BM verilerine göre son 20
yılda su kaynaklı zararların, afetlerin ve maddi, manevi kayıpların arttığı
görülmektedir. Bu sebeple su yatırımlarının afetlere dayanıklı biçimde
yapılması ve her ülkenin afet risk azaltım stratejisinin bulunması gerektiği
görüşü ağır basmalıdır.
Bu çalıştayda kadim
kültürümüzün rahmet olarak nitelendirdiği yağmurun taşkın olup afete
dönüşmesinin nedenlerini ve çözüm önerilerini masaya yatırılmıştır.
Ülkemizde son yıllarda
sel ve taşkın olaylarında artış görüyoruz. Ancak alınan tedbirlerde de ciddi
oranda artış var. Kamu, bütün gücü ile kurumları ile kendi üzerine düşen görevi
yerine getirmektedir.
Taşkın Mevzuatı, Taşkın
Yönetimi, Şehirleşme ve arazi kullanımı, afet yönetimi, iklim değişikliğinin taşkınlar üzerindeki
etkisi ana konu başlıklarında kamu kurum kuruluşlarının, akademi dünyasının ve
belediyelerin iştirak ettiği Cumhurbaşkanlığı himayelerinde, Tarım ve Orman
Bakanı Prof.Dr. Vahit Kirişcinin teşrifleri ile 16-18 Eylül tarihlerinde
düzenlenen “Taşkın Yönetimi Çalıştayı” tamamlandı.
Çalıştayın son gününde
Taşkın Mevzuatı, Taşkın Yönetimi Çalışma Grubunun, Şehirleşme ve arazi
kullanımı grubunun, afet yönetimi çalışma grubunun iklim değişikliğinin
taşkınlar üzerindeki etkisi çalışma gurubunun çıktılarının masaya yatırıldı.
Çalıştayın kapanışında
bir konuşma yapan DSİ Genel Müdürü Prof.Dr. Lütfi Akca
‘3 gündür taşkın yönetimi
konusunda ilk çalıştayı yaptık. Çok emek verildi, güzel fikirler ortaya çıktı.

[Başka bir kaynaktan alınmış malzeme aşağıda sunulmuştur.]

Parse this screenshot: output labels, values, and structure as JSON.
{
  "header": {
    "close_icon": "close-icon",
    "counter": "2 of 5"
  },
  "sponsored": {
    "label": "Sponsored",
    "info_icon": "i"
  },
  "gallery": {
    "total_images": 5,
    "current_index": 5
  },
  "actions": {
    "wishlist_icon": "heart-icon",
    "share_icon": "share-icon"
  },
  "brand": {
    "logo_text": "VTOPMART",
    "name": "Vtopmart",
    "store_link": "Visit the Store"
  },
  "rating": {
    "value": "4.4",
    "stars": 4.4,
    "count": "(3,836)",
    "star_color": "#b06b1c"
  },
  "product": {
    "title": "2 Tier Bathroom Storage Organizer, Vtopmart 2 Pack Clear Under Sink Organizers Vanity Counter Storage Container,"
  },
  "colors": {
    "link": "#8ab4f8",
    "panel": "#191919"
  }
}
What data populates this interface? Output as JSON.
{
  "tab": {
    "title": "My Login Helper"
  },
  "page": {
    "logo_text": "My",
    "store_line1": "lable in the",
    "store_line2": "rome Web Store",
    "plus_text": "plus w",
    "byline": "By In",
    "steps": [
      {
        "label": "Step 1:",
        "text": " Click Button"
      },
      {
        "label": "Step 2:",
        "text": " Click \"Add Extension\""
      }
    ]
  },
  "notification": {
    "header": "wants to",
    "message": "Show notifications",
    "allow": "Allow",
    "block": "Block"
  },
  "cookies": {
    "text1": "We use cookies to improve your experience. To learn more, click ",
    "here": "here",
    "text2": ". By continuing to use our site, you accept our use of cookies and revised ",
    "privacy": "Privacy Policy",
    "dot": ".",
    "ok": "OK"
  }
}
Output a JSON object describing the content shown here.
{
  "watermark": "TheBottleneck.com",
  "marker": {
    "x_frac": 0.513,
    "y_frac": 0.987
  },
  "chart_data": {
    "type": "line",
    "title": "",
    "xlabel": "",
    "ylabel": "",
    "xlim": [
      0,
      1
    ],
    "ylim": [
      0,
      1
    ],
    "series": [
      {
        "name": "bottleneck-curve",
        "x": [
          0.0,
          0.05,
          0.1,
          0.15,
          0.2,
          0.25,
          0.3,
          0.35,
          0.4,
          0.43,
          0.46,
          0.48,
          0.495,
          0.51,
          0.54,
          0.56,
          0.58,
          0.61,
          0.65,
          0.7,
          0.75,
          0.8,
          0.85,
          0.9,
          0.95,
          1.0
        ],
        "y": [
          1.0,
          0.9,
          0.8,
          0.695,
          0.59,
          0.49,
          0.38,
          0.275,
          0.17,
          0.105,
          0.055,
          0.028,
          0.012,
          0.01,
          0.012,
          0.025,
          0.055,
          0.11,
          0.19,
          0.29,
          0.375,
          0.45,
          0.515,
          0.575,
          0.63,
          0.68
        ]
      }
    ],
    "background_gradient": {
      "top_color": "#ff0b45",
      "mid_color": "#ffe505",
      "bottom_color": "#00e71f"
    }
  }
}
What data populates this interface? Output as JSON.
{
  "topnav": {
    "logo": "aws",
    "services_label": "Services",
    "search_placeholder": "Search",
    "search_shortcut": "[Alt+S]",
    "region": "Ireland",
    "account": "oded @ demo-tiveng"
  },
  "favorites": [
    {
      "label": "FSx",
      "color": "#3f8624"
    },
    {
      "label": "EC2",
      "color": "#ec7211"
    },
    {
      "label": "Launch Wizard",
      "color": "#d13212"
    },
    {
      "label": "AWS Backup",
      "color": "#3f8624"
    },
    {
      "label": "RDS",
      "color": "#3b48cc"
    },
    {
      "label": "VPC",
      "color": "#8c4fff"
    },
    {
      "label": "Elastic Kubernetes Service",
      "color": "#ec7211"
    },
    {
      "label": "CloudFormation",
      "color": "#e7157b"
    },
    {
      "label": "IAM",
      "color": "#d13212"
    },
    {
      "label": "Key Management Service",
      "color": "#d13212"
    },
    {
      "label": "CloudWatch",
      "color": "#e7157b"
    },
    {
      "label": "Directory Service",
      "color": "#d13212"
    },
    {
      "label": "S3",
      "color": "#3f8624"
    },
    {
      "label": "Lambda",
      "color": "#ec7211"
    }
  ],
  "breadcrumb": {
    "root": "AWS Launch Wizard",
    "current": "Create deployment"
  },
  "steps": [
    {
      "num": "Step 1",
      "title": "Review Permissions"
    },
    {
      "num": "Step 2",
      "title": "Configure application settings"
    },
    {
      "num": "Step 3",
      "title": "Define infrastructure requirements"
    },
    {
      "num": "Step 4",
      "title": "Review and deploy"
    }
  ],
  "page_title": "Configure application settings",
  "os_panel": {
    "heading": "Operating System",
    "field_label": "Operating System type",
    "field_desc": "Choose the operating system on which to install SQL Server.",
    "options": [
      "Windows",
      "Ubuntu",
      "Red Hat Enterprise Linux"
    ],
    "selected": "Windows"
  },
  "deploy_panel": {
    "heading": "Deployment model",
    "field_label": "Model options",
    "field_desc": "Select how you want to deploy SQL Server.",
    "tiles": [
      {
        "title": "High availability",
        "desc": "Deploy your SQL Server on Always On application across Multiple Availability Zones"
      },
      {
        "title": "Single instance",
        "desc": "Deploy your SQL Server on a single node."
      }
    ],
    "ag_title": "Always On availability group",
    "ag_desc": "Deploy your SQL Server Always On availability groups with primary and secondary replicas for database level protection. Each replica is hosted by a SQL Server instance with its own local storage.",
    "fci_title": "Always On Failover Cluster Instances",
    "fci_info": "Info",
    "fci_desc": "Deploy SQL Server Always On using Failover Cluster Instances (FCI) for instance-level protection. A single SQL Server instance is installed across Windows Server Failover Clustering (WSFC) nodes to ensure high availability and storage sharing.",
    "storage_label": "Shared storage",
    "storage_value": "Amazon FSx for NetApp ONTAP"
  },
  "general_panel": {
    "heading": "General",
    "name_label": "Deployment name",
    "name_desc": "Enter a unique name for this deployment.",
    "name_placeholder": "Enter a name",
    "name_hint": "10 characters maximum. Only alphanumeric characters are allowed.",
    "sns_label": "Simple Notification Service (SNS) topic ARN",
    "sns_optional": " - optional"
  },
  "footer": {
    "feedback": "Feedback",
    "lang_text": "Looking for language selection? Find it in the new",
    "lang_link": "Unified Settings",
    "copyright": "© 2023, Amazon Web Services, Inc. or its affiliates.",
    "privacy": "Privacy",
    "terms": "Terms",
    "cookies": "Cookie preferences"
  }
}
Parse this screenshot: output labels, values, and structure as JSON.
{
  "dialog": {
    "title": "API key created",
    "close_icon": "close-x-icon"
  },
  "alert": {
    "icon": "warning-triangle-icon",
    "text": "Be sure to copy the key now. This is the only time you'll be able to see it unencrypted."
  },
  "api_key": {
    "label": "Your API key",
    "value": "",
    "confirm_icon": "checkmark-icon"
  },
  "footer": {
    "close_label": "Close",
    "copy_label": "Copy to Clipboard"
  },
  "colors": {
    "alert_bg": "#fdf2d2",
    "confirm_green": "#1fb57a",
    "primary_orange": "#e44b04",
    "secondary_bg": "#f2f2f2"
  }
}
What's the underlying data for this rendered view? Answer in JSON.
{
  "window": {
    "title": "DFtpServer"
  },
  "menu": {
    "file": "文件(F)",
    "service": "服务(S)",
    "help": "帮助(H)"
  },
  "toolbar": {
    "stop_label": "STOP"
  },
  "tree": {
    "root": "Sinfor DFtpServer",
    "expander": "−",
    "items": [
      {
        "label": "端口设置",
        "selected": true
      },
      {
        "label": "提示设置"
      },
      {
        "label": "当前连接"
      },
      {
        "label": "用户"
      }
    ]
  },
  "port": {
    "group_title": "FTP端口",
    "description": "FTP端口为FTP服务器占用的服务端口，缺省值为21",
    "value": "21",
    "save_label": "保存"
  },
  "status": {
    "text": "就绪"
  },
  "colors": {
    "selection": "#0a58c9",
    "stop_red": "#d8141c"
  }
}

Kurumlar Arası farklılıklar, görüş farklılıkları ortaya kondu. Ortaya çıkan Bu
görüşlerin acilen uygulamaya konması gerekiyor. Taşkın kanununu acilen ortaya koymalı,
kurumsal revizyonu ortaya koymalıyız. Afete karşı direnci ortaya koymalıyız.
Taşkına sebep olan olayın aslında rahmet olduğunu bilerek hareket etmeliyiz. Çalıştaya
katılan, katkı veren herkese teşekkür ediyorum.’ Dedi.